Question

A grocery store chain has been tracking data on the number of shoppers that use coupons. The data shows that 71% of all shoppers use coupons. 36 times out of 40 these results were considered accurate to within 3.5%. What is the margin of error?

a) 1.75%
b) 2.25%
c) 3.5%
d) 4.25%

Answer 1

The margin of error can be calculated using the standard error and critical value.
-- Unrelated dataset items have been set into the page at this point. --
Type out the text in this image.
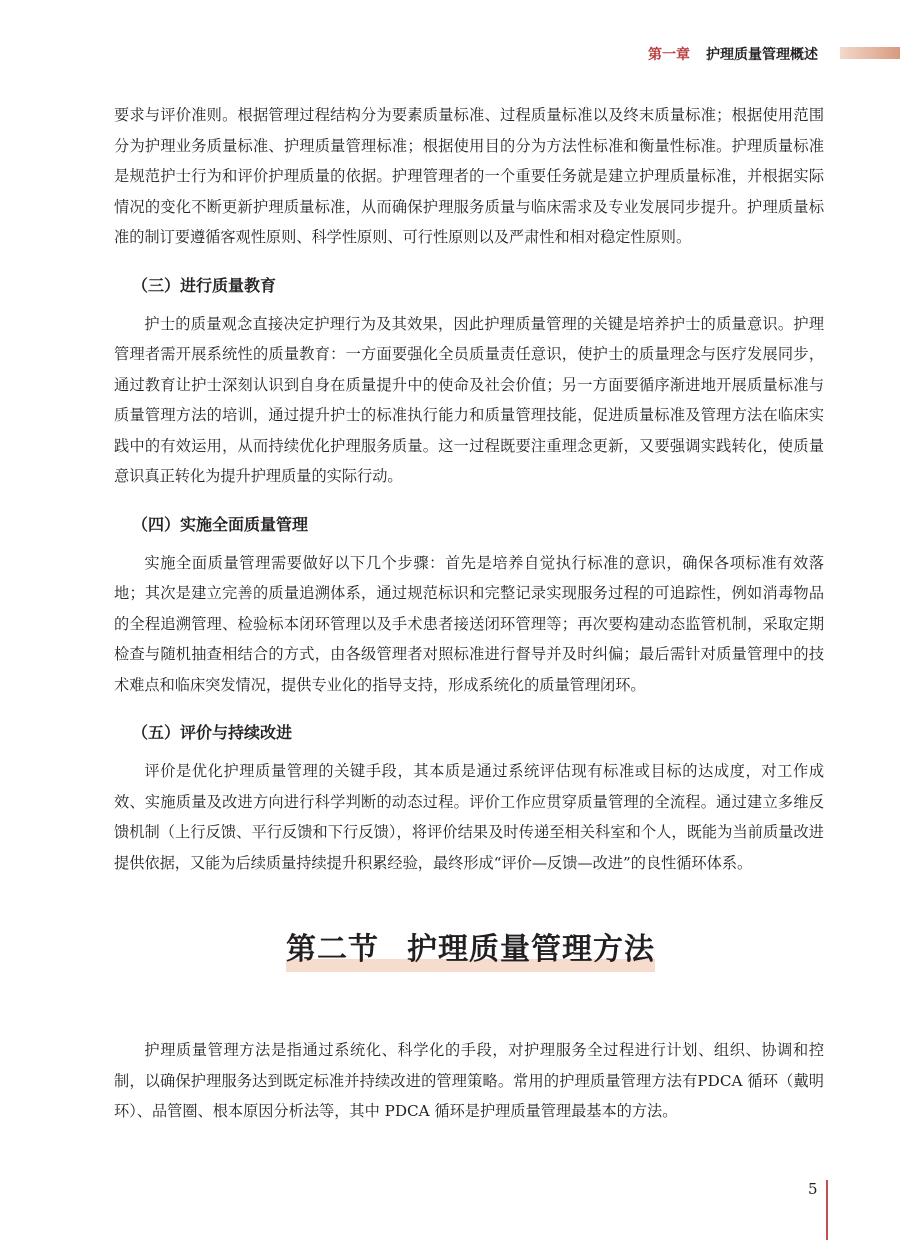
第一章 护理质量管理概述

要求与评价准则。根据管理过程结构分为要素质量标准、过程质量标准以及终末质量标准；根据使用范围分为护理业务质量标准、护理质量管理标准；根据使用目的分为方法性标准和衡量性标准。护理质量标准是规范护士行为和评价护理质量的依据。护理管理者的一个重要任务就是建立护理质量标准，并根据实际情况的变化不断更新护理质量标准，从而确保护理服务质量与临床需求及专业发展同步提升。护理质量标准的制订要遵循客观性原则、科学性原则、可行性原则以及严肃性和相对稳定性原则。

（三）进行质量教育

护士的质量观念直接决定护理行为及其效果，因此护理质量管理的关键是培养护士的质量意识。护理管理者需开展系统性的质量教育：一方面要强化全员质量责任意识，使护士的质量理念与医疗发展同步，通过教育让护士深刻认识到自身在质量提升中的使命及社会价值；另一方面要循序渐进地开展质量标准与质量管理方法的培训，通过提升护士的标准执行能力和质量管理技能，促进质量标准及管理方法在临床实践中的有效运用，从而持续优化护理服务质量。这一过程既要注重理念更新，又要强调实践转化，使质量意识真正转化为提升护理质量的实际行动。

（四）实施全面质量管理

实施全面质量管理需要做好以下几个步骤：首先是培养自觉执行标准的意识，确保各项标准有效落地；其次是建立完善的质量追溯体系，通过规范标识和完整记录实现服务过程的可追踪性，例如消毒物品的全程追溯管理、检验标本闭环管理以及手术患者接送闭环管理等；再次要构建动态监管机制，采取定期检查与随机抽查相结合的方式，由各级管理者对照标准进行督导并及时纠偏；最后需针对质量管理中的技术难点和临床突发情况，提供专业化的指导支持，形成系统化的质量管理闭环。

（五）评价与持续改进

评价是优化护理质量管理的关键手段，其本质是通过系统评估现有标准或目标的达成度，对工作成效、实施质量及改进方向进行科学判断的动态过程。评价工作应贯穿质量管理的全流程。通过建立多维反馈机制（上行反馈、平行反馈和下行反馈），将评价结果及时传递至相关科室和个人，既能为当前质量改进提供依据，又能为后续质量持续提升积累经验，最终形成“评价—反馈—改进”的良性循环体系。

第二节 护理质量管理方法

护理质量管理方法是指通过系统化、科学化的手段，对护理服务全过程进行计划、组织、协调和控制，以确保护理服务达到既定标准并持续改进的管理策略。常用的护理质量管理方法有PDCA 循环（戴明环）、品管圈、根本原因分析法等，其中 PDCA 循环是护理质量管理最基本的方法。

5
In this case, the margin of error is 3.43%. Hence, closest option is c) 3.5%.

Step-by-step explanation:

The margin of error can be calculated using the formula:

Margin of Error = Critical value x Standard Error

Given that the data was accurate to within 3.5% in 36 out of 40 instances, we can calculate the standard error as:

Standard Error = Square root of (p(1-p)/n), where p is the proportion of shoppers using coupons and n is the sample size

Substituting the values into the formula, we have:

Standard Error = sqrt((0.71*(1-0.71))/40)

Using a z-score table, we find the critical value for a 95% confidence level is approximately 1.96

Therefore, the margin of error is:

Margin of Error = 1.96 x Standard Error = 1.96 x sqrt((0.71*(1-0.71))/40) = 0.0343

The margin of error is 3.43% (rounded to two decimal places).